A Week of Mondays
A Novel
-
- $11.99
-
- $11.99
Publisher Description
When I made the wish, I just wanted a do-over. Another chance to make things right. I never, in a million years, thought it might actually come true...
Sixteen-year-old Ellison Sparks is having a serious case of the Mondays. She gets a ticket for running a red light, she manages to take the world’s worst school picture, she bombs softball try-outs and her class election speech (note to self: never trust a cheerleader when she swears there are no nuts in her bake-sale banana bread), and to top it all off, Tristan, her gorgeous rocker boyfriend suddenly dumps her. For no good reason!
As far as Mondays go, it doesn’t get much worse than this. And Ellie is positive that if she could just do it all over again, she would get it right. So when she wakes up the next morning to find she’s reliving the exact same day, she knows what she has to do: stop her boyfriend from breaking up with her. But it seems no matter how many do-overs she gets or how hard Ellie tries to repair her relationship, Tristan always seems bent set on ending it. Will Ellie ever figure out how to fix this broken day? Or will she be stuck in this nightmare of a Monday forever?
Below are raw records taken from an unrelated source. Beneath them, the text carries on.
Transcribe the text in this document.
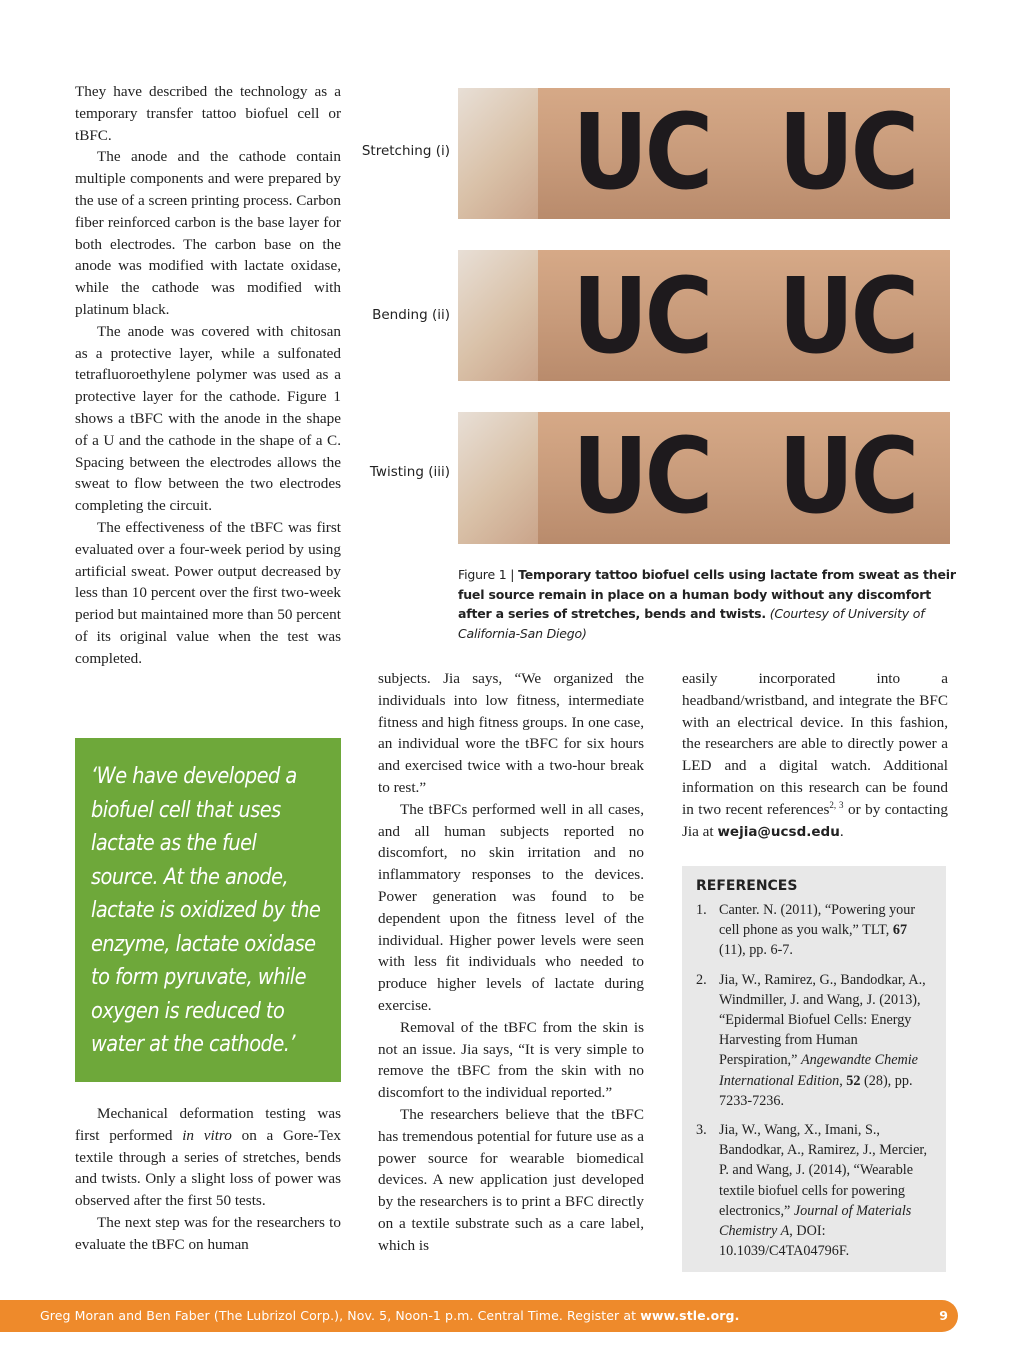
They have described the technology as a temporary transfer tattoo biofuel cell or tBFC.

The anode and the cathode contain multiple components and were prepared by the use of a screen printing process. Carbon fiber reinforced carbon is the base layer for both electrodes. The carbon base on the anode was modified with lactate oxidase, while the cathode was modified with platinum black.

The anode was covered with chitosan as a protective layer, while a sulfonated tetrafluoroethylene polymer was used as a protective layer for the cathode. Figure 1 shows a tBFC with the anode in the shape of a U and the cathode in the shape of a C. Spacing between the electrodes allows the sweat to flow between the two electrodes completing the circuit.

The effectiveness of the tBFC was first evaluated over a four-week period by using artificial sweat. Power output decreased by less than 10 percent over the first two-week period but maintained more than 50 percent of its original value when the test was completed.

‘We have developed a biofuel cell that uses lactate as the fuel source. At the anode, lactate is oxidized by the enzyme, lactate oxidase to form pyruvate, while oxygen is reduced to water at the cathode.’

Mechanical deformation testing was first performed in vitro on a Gore-Tex textile through a series of stretches, bends and twists. Only a slight loss of power was observed after the first 50 tests.

The next step was for the researchers to evaluate the tBFC on human

Stretching (i) UC UC
Bending (ii) UC UC
Twisting (iii) UC UC
Figure 1 | Temporary tattoo biofuel cells using lactate from sweat as their fuel source remain in place on a human body without any discomfort after a series of stretches, bends and twists. (Courtesy of University of California-San Diego)

subjects. Jia says, “We organized the individuals into low fitness, intermediate fitness and high fitness groups. In one case, an individual wore the tBFC for six hours and exercised twice with a two-hour break to rest.”

The tBFCs performed well in all cases, and all human subjects reported no discomfort, no skin irritation and no inflammatory responses to the devices. Power generation was found to be dependent upon the fitness level of the individual. Higher power levels were seen with less fit individuals who needed to produce higher levels of lactate during exercise.

Removal of the tBFC from the skin is not an issue. Jia says, “It is very simple to remove the tBFC from the skin with no discomfort to the individual reported.”

The researchers believe that the tBFC has tremendous potential for future use as a power source for wearable biomedical devices. A new application just developed by the researchers is to print a BFC directly on a textile substrate such as a care label, which is

easily incorporated into a headband/wristband, and integrate the BFC with an electrical device. In this fashion, the researchers are able to directly power a LED and a digital watch. Additional information on this research can be found in two recent references$^{2, 3}$ or by contacting Jia at wejia@ucsd.edu.

REFERENCES
1. Canter. N. (2011), “Powering your cell phone as you walk,” TLT, 67 (11), pp. 6-7.
2. Jia, W., Ramirez, G., Bandodkar, A., Windmiller, J. and Wang, J. (2013), “Epidermal Biofuel Cells: Energy Harvesting from Human Perspiration,” Angewandte Chemie International Edition, 52 (28), pp. 7233-7236.
3. Jia, W., Wang, X., Imani, S., Bandodkar, A., Ramirez, J., Mercier, P. and Wang, J. (2014), “Wearable textile biofuel cells for powering electronics,” Journal of Materials Chemistry A, DOI: 10.1039/C4TA04796F.
Greg Moran and Ben Faber (The Lubrizol Corp.), Nov. 5, Noon-1 p.m. Central Time. Register at www.stle.org.	9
From the author of 52 Reasons to Hate My Father and The Unremembered trilogy comes a hilarious and heartwarming story about second (and third and fourth and fifth) chances. Because sometimes it takes a whole week of Mondays to figure out what you really want.
PUBLISHERS WEEKLY
Brody (the Unremembered trilogy) brings fresh twists to a familiar Groundhog Day esque premise. Monday, September 26, is not a good day for high school junior Ellie Sparks. She gets drenched on the way to school, flubs a campaign speech to become class v-p, and bombs her softball tryout. All of this pales in comparison to getting dumped by her boyfriend, Tristan, after a fight. Desperate to win him back, Ellie makes a frantic wish: "Please just let me do it over." And when she wakes up the next morning, it's Monday all over again. After the second Monday turns out as badly as the first, Ellie gets five more chances to make things right. Watching Ellie relive her horrible day is something like peeling an onion. Each Monday, a piece of her people-pleaser facade melts away, revealing more of her real self the self only her best friend Owen appreciates and, it turns out, loves. Adeptly balancing comedy and heartbreak, Brody's fantastical romance raises thoughtful questions about true love and the power to change one's destiny. Ages 12 up.